Uma resposta é dizer que o critério utilitarista de maximização imparcial do bem apenas nos dá um ideal orientador.

  • O utilitarismo é uma ética demasiado permissiva. A felicidade geral pode ser o melhor dos fins, mas nem sempre os fins justificam os meios; ou seja, existem certas formas de maximizar o bem que não são eticamente permissíveis. 

  • Um exemplo: A Sara é uma cirurgiã especializada na realização de transplantes. No hospital em que trabalha enfrenta uma terrível escassez de órgãos – cinco dos seus pacientes estão prestes a morrer devido a essa escassez. Onde poderá ela encontrar os órgãos necessários para salvá-los? O Jorge está no hospital a recuperar de uma operação. A Sara sabe que o Jorge é uma pessoa solitária – ninguém vai sentir a sua falta. Tem então a ideia de matar o Jorge e usar os seus órgãos para realizar os transplantes, sem os quais os seus pacientes morrerão.
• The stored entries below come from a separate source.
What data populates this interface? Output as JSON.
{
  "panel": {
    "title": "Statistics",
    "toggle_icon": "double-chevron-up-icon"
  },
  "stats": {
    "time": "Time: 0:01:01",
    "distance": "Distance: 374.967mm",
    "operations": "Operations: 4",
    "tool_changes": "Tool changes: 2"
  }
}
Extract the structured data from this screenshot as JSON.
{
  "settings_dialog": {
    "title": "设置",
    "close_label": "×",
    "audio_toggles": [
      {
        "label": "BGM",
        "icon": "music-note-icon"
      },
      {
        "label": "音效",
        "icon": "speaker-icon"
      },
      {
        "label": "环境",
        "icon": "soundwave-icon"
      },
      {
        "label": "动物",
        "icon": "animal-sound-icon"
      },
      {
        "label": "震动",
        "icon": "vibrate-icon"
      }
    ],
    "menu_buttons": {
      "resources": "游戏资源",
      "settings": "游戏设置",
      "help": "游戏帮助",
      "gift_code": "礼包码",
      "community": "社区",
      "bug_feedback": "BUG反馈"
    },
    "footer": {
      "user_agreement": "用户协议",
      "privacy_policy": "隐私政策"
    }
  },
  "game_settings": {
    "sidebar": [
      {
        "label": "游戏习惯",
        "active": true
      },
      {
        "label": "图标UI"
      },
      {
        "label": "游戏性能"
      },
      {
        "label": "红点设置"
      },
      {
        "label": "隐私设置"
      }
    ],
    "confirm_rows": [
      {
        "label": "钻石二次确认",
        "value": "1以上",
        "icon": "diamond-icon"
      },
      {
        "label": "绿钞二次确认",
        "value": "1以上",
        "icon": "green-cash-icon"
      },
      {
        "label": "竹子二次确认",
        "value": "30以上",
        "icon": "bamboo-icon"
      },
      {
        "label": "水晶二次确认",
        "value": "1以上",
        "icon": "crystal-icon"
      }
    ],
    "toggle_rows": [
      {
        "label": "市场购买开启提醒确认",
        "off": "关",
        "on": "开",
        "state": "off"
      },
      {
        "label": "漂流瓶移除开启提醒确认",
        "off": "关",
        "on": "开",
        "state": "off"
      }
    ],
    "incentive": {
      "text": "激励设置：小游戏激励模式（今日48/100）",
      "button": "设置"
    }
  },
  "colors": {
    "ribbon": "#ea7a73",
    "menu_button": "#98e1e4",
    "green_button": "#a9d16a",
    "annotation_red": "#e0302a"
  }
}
  • Problemas do cálculo da utilidade: Segundo o utilitarismo dos atos temos de realizar o cálculo das consequências favoráveis e desfavoráveis de uma ação. Dificuldades de realizar o cálculo das consequências • Pressupõe que todos os prazeres e dores, de variáveis tipos e sentidos de diferentes formas por diversas pessoas, podem ser reduzidos a alguma escala puramente numérica. Mas isso é implausível. • O cálculo também pressupõe que podemos saber quais são as consequências prováveis das ações. Porém, não parece que se consiga prever com plausibilidade as consequências a longo prazo.
  • Será possível quantificar a felicidade?
  • Será possível prever todas as consequências possíveis de uma acção?
  • Não será uma exigência excessiva a obrigação da imparcialidade?
  • Será que o utilitarismo não nos poderá conduzir a consequências moralmente inaceitáveis pela excessiva  obrigação da imparcialidade?